Aviation ministry bats for own security force

Mihir Mishra Posted online: Thu Oct 31 2013, 01:21 hrs
New Delhi : The Bureau of Civil Aviation Security (BCAS), the country’s civil aviation security regulator, needs to have six times more personnel than what it currently deploys across all airports in India. The civil aviation ministry has made a representation to the government seeking an augmentation of BCAS personnel deployed at airports from the current strength of 200 to around 1,200 people.

“We have sent a representation to the government on two counts. One was on the formation of a civil aviation force and the other was on strengthening the BCAS by around 1,200 people. The strengthening of BCAS is also required simultaneously, as the proposed force will report to them,” a senior official said. The projections on shortfall in BCAS had been made by the International Civil Aviation Organization (ICAO).

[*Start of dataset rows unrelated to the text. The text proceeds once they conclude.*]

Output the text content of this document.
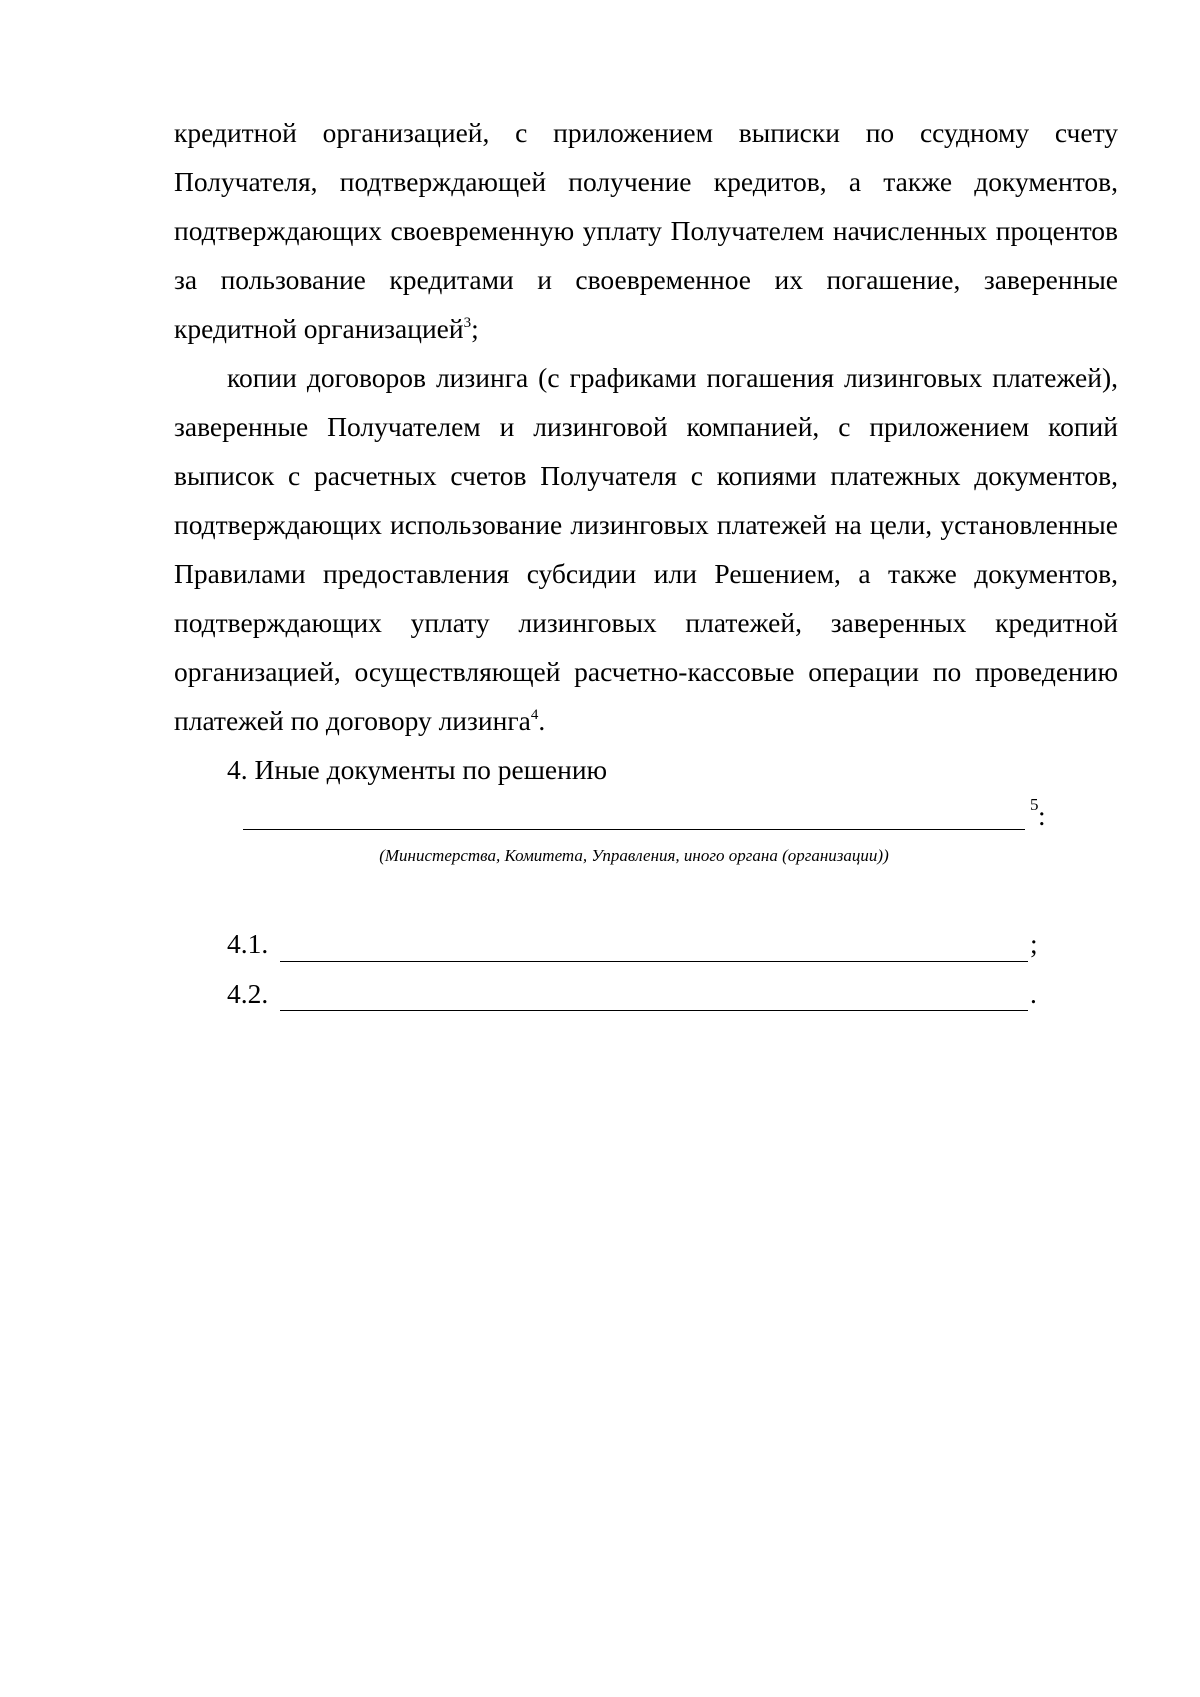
кредитной организацией, с приложением выписки по ссудному счету Получателя, подтверждающей получение кредитов, а также документов, подтверждающих своевременную уплату Получателем начисленных процентов за пользование кредитами и своевременное их погашение, заверенные кредитной организацией$^3$;

копии договоров лизинга (с графиками погашения лизинговых платежей), заверенные Получателем и лизинговой компанией, с приложением копий выписок с расчетных счетов Получателя с копиями платежных документов, подтверждающих использование лизинговых платежей на цели, установленные Правилами предоставления субсидии или Решением, а также документов, подтверждающих уплату лизинговых платежей, заверенных кредитной организацией, осуществляющей расчетно-кассовые операции по проведению платежей по договору лизинга$^4$.

4. Иные документы по решению

5 :
(Министерства, Комитета, Управления, иного органа (организации))
4.1.	;
4.2.	.
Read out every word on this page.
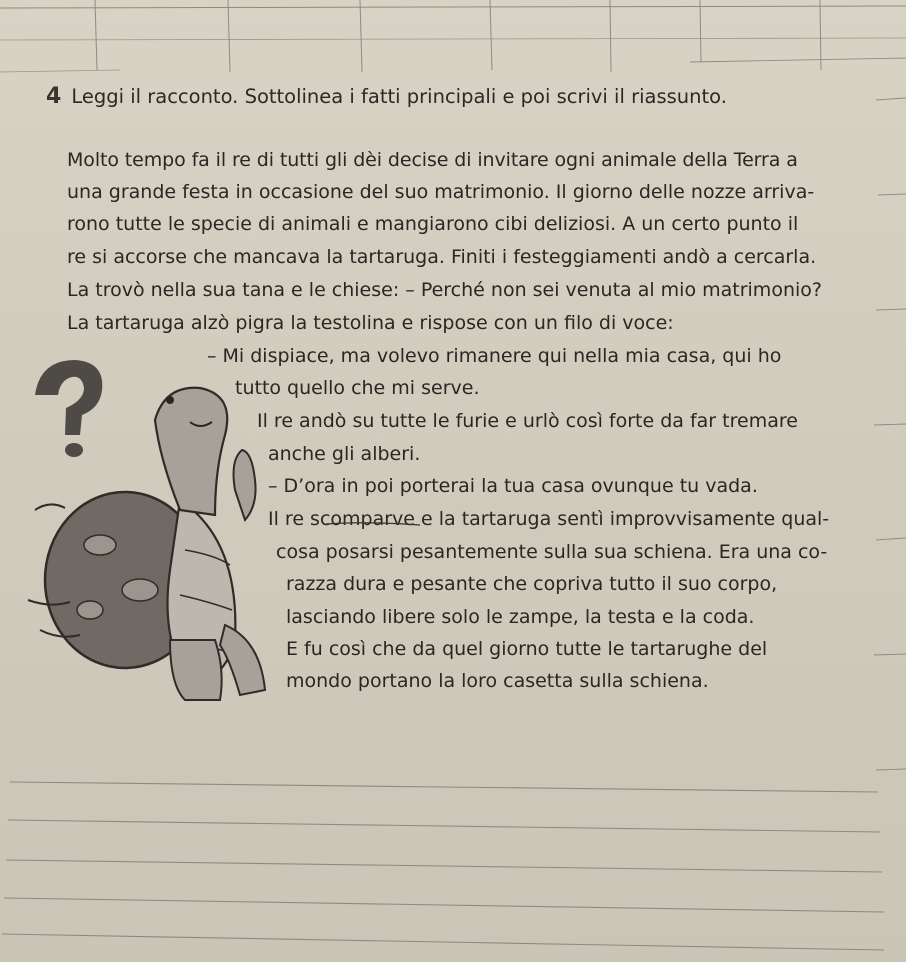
4 Leggi il racconto. Sottolinea i fatti principali e poi scrivi il riassunto.
Molto tempo fa il re di tutti gli dèi decise di invitare ogni animale della Terra a
una grande festa in occasione del suo matrimonio. Il giorno delle nozze arriva-
rono tutte le specie di animali e mangiarono cibi deliziosi. A un certo punto il
re si accorse che mancava la tartaruga. Finiti i festeggiamenti andò a cercarla.
La trovò nella sua tana e le chiese: – Perché non sei venuta al mio matrimonio?
La tartaruga alzò pigra la testolina e rispose con un filo di voce:
– Mi dispiace, ma volevo rimanere qui nella mia casa, qui ho
tutto quello che mi serve.
Il re andò su tutte le furie e urlò così forte da far tremare
anche gli alberi.
– D’ora in poi porterai la tua casa ovunque tu vada.
Il re scomparve e la tartaruga sentì improvvisamente qual-
cosa posarsi pesantemente sulla sua schiena. Era una co-
razza dura e pesante che copriva tutto il suo corpo,
lasciando libere solo le zampe, la testa e la coda.
E fu così che da quel giorno tutte le tartarughe del
mondo portano la loro casetta sulla schiena.
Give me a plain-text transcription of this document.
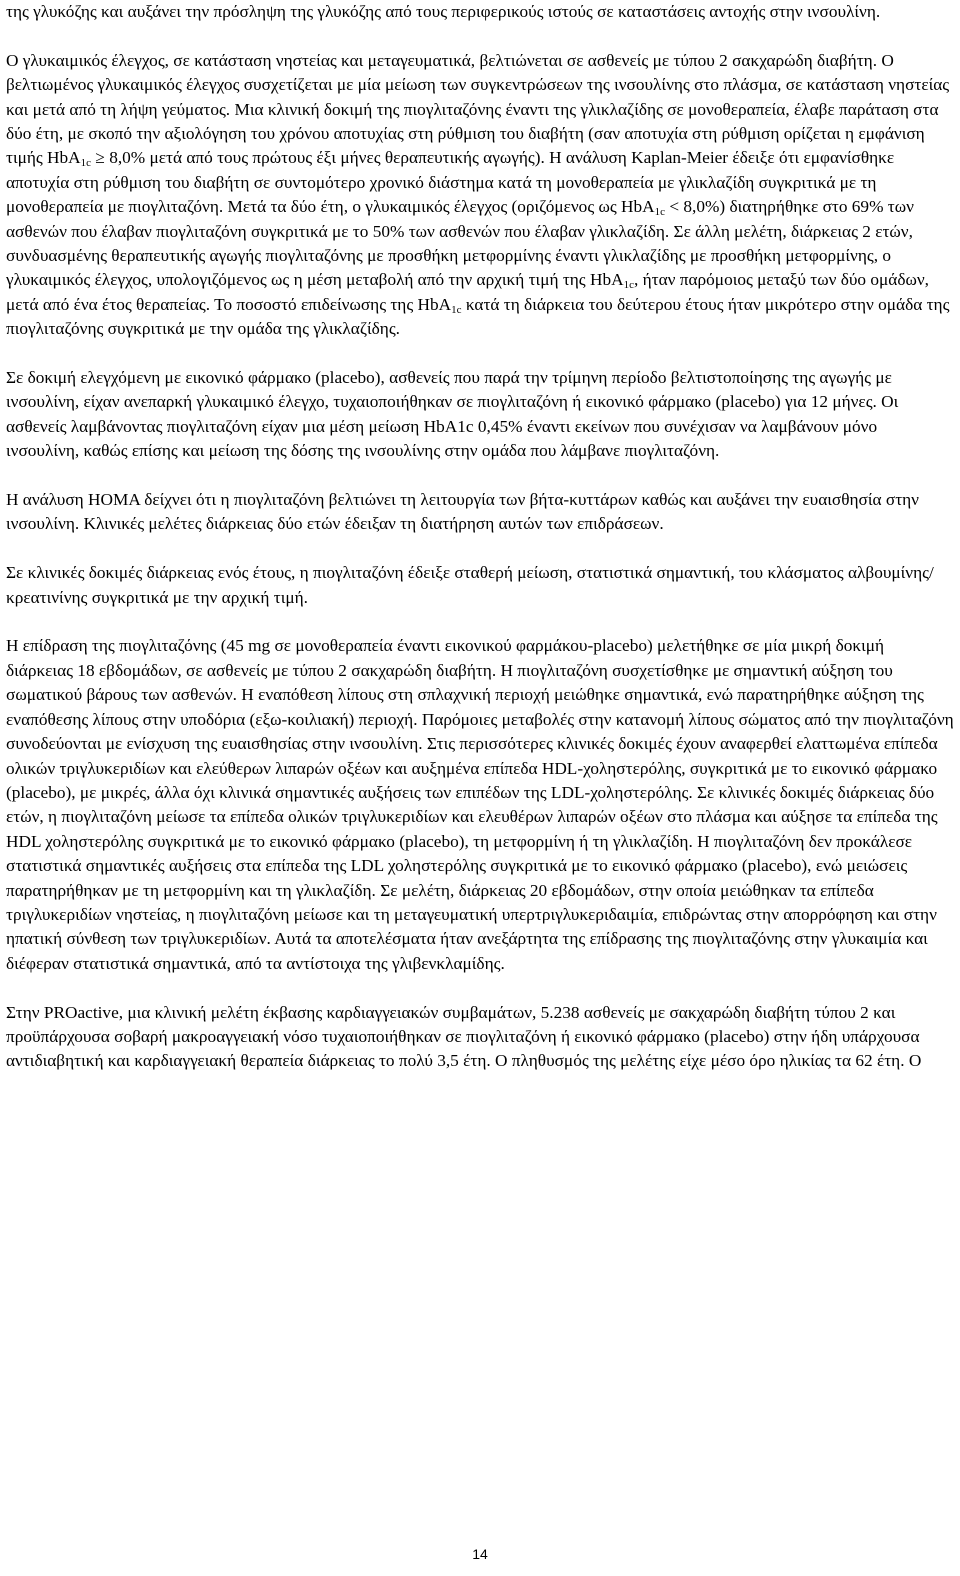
της γλυκόζης και αυξάνει την πρόσληψη της γλυκόζης από τους περιφερικούς ιστούς σε καταστάσεις αντοχής στην ινσουλίνη.

Ο γλυκαιμικός έλεγχος, σε κατάσταση νηστείας και μεταγευματικά, βελτιώνεται σε ασθενείς με τύπου 2 σακχαρώδη διαβήτη. Ο βελτιωμένος γλυκαιμικός έλεγχος συσχετίζεται με μία μείωση των συγκεντρώσεων της ινσουλίνης στο πλάσμα, σε κατάσταση νηστείας και μετά από τη λήψη γεύματος. Μια κλινική δοκιμή της πιογλιταζόνης έναντι της γλικλαζίδης σε μονοθεραπεία, έλαβε παράταση στα δύο έτη, με σκοπό την αξιολόγηση του χρόνου αποτυχίας στη ρύθμιση του διαβήτη (σαν αποτυχία στη ρύθμιση ορίζεται η εμφάνιση τιμής HbA$_{1c}$ ≥ 8,0% μετά από τους πρώτους έξι μήνες θεραπευτικής αγωγής). Η ανάλυση Kaplan-Meier έδειξε ότι εμφανίσθηκε αποτυχία στη ρύθμιση του διαβήτη σε συντομότερο χρονικό διάστημα κατά τη μονοθεραπεία με γλικλαζίδη συγκριτικά με τη μονοθεραπεία με πιογλιταζόνη. Μετά τα δύο έτη, ο γλυκαιμικός έλεγχος (οριζόμενος ως HbA$_{1c}$ < 8,0%) διατηρήθηκε στο 69% των ασθενών που έλαβαν πιογλιταζόνη συγκριτικά με το 50% των ασθενών που έλαβαν γλικλαζίδη. Σε άλλη μελέτη, διάρκειας 2 ετών, συνδυασμένης θεραπευτικής αγωγής πιογλιταζόνης με προσθήκη μετφορμίνης έναντι γλικλαζίδης με προσθήκη μετφορμίνης, ο γλυκαιμικός έλεγχος, υπολογιζόμενος ως η μέση μεταβολή από την αρχική τιμή της HbA$_{1c}$, ήταν παρόμοιος μεταξύ των δύο ομάδων, μετά από ένα έτος θεραπείας. Το ποσοστό επιδείνωσης της HbA$_{1c}$ κατά τη διάρκεια του δεύτερου έτους ήταν μικρότερο στην ομάδα της πιογλιταζόνης συγκριτικά με την ομάδα της γλικλαζίδης.

Σε δοκιμή ελεγχόμενη με εικονικό φάρμακο (placebo), ασθενείς που παρά την τρίμηνη περίοδο βελτιστοποίησης της αγωγής με ινσουλίνη, είχαν ανεπαρκή γλυκαιμικό έλεγχο, τυχαιοποιήθηκαν σε πιογλιταζόνη ή εικονικό φάρμακο (placebo) για 12 μήνες. Οι ασθενείς λαμβάνοντας πιογλιταζόνη είχαν μια μέση μείωση HbA1c 0,45% έναντι εκείνων που συνέχισαν να λαμβάνουν μόνο ινσουλίνη, καθώς επίσης και μείωση της δόσης της ινσουλίνης στην ομάδα που λάμβανε πιογλιταζόνη.

Η ανάλυση HOMA δείχνει ότι η πιογλιταζόνη βελτιώνει τη λειτουργία των βήτα-κυττάρων καθώς και αυξάνει την ευαισθησία στην ινσουλίνη. Κλινικές μελέτες διάρκειας δύο ετών έδειξαν τη διατήρηση αυτών των επιδράσεων.

Σε κλινικές δοκιμές διάρκειας ενός έτους, η πιογλιταζόνη έδειξε σταθερή μείωση, στατιστικά σημαντική, του κλάσματος αλβουμίνης/κρεατινίνης συγκριτικά με την αρχική τιμή.

Η επίδραση της πιογλιταζόνης (45 mg σε μονοθεραπεία έναντι εικονικού φαρμάκου-placebo) μελετήθηκε σε μία μικρή δοκιμή διάρκειας 18 εβδομάδων, σε ασθενείς με τύπου 2 σακχαρώδη διαβήτη. Η πιογλιταζόνη συσχετίσθηκε με σημαντική αύξηση του σωματικού βάρους των ασθενών. Η εναπόθεση λίπους στη σπλαχνική περιοχή μειώθηκε σημαντικά, ενώ παρατηρήθηκε αύξηση της εναπόθεσης λίπους στην υποδόρια (εξω-κοιλιακή) περιοχή. Παρόμοιες μεταβολές στην κατανομή λίπους σώματος από την πιογλιταζόνη συνοδεύονται με ενίσχυση της ευαισθησίας στην ινσουλίνη. Στις περισσότερες κλινικές δοκιμές έχουν αναφερθεί ελαττωμένα επίπεδα ολικών τριγλυκεριδίων και ελεύθερων λιπαρών οξέων και αυξημένα επίπεδα HDL-χοληστερόλης, συγκριτικά με το εικονικό φάρμακο (placebo), με μικρές, άλλα όχι κλινικά σημαντικές αυξήσεις των επιπέδων της LDL-χοληστερόλης. Σε κλινικές δοκιμές διάρκειας δύο ετών, η πιογλιταζόνη μείωσε τα επίπεδα ολικών τριγλυκεριδίων και ελευθέρων λιπαρών οξέων στο πλάσμα και αύξησε τα επίπεδα της HDL χοληστερόλης συγκριτικά με το εικονικό φάρμακο (placebo), τη μετφορμίνη ή τη γλικλαζίδη. Η πιογλιταζόνη δεν προκάλεσε στατιστικά σημαντικές αυξήσεις στα επίπεδα της LDL χοληστερόλης συγκριτικά με το εικονικό φάρμακο (placebo), ενώ μειώσεις παρατηρήθηκαν με τη μετφορμίνη και τη γλικλαζίδη. Σε μελέτη, διάρκειας 20 εβδομάδων, στην οποία μειώθηκαν τα επίπεδα τριγλυκεριδίων νηστείας, η πιογλιταζόνη μείωσε και τη μεταγευματική υπερτριγλυκεριδαιμία, επιδρώντας στην απορρόφηση και στην ηπατική σύνθεση των τριγλυκεριδίων. Αυτά τα αποτελέσματα ήταν ανεξάρτητα της επίδρασης της πιογλιταζόνης στην γλυκαιμία και διέφεραν στατιστικά σημαντικά, από τα αντίστοιχα της γλιβενκλαμίδης.

Στην PROactive, μια κλινική μελέτη έκβασης καρδιαγγειακών συμβαμάτων, 5.238 ασθενείς με σακχαρώδη διαβήτη τύπου 2 και προϋπάρχουσα σοβαρή μακροαγγειακή νόσο τυχαιοποιήθηκαν σε πιογλιταζόνη ή εικονικό φάρμακο (placebo) στην ήδη υπάρχουσα αντιδιαβητική και καρδιαγγειακή θεραπεία διάρκειας το πολύ 3,5 έτη. Ο πληθυσμός της μελέτης είχε μέσο όρο ηλικίας τα 62 έτη. Ο

14
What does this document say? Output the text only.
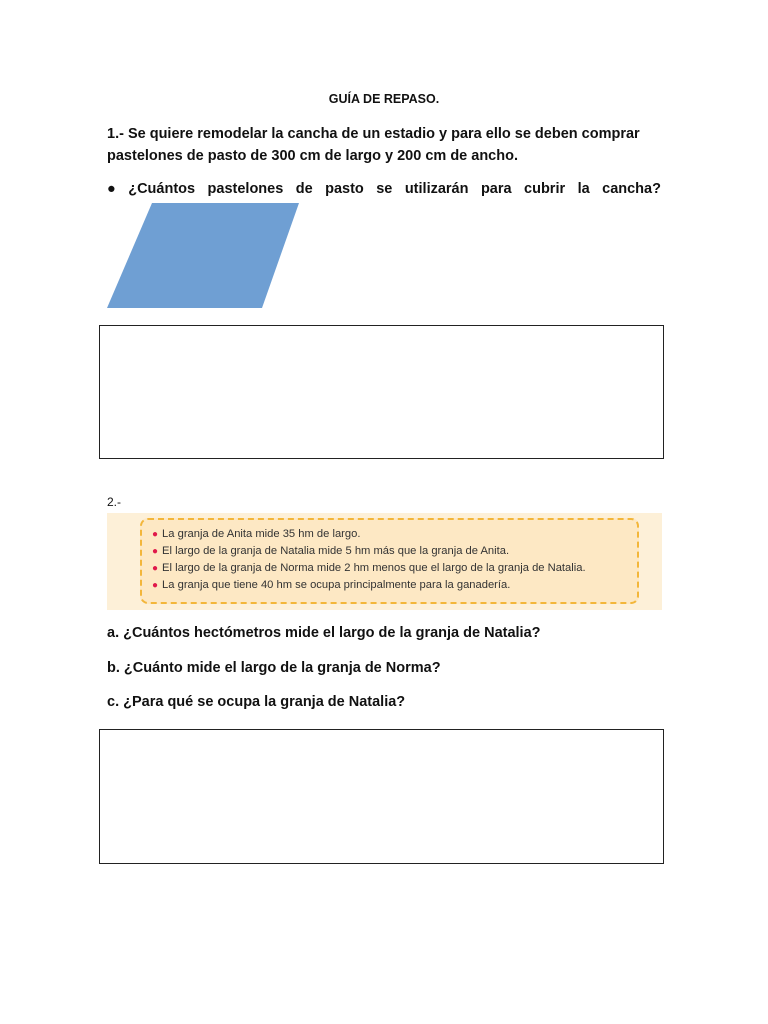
GUÍA DE REPASO.
1.- Se quiere remodelar la cancha de un estadio y para ello se deben comprar pastelones de pasto de 300 cm de largo y 200 cm de ancho.
● ¿Cuántos pastelones de pasto se utilizarán para cubrir la cancha?
2.-
● La granja de Anita mide 35 hm de largo.
● El largo de la granja de Natalia mide 5 hm más que la granja de Anita.
● El largo de la granja de Norma mide 2 hm menos que el largo de la granja de Natalia.
● La granja que tiene 40 hm se ocupa principalmente para la ganadería.
a. ¿Cuántos hectómetros mide el largo de la granja de Natalia?
b. ¿Cuánto mide el largo de la granja de Norma?
c. ¿Para qué se ocupa la granja de Natalia?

“They (ICAO) have said that BCAS should have a representatives placed at every operational airport in the country and regional offices in all 20 regions of the country,” said the official. He added that the international organisation had mandated that the civil aviation security wing should also have technical team, which does not exist now. Currently, BCAS has only eight regional offices and representatives deputed only at key airports in the country.

BCAS was set up as a cell in the Directorate General of Civil Aviation in 1978 after the hijacking of an Indian Airlines flight in September, 1976. The security wing was then reorganised into an independent department in 1987 under the civil aviation ministry after the Kanishka tragedy in June 1985. BCAS is responsible for laying down standards and measures in respect of security of all commercial flights at all airports in the country.

Meanwhile, the civil aviation ministry has initiated the process of formulating a legislation for the proposed civil aviation security force. The law will be on the lines of the Railway Protection Force Act and will require a nod for Parliament.
“The law ministry has asked us to prepare an act for the proposed civil aviation force. We have asked KN Chaturvedi, former secretary in the legislative department, to guide us on the same,” said a civil aviation ministry official.

The proposed civil aviation force will replace the Central Industrial Security Force (CISF) at all the airports in the country. Unlike the CISF that reports to the home ministry, the proposed force will report to BCAS.
The CISF was chosen for managing airport security after an Indian Airlines flight, IC-814, was hijacked in 1999. The CISF manages security at 59 airports across the country, deploying its nearly 21,000 personnel.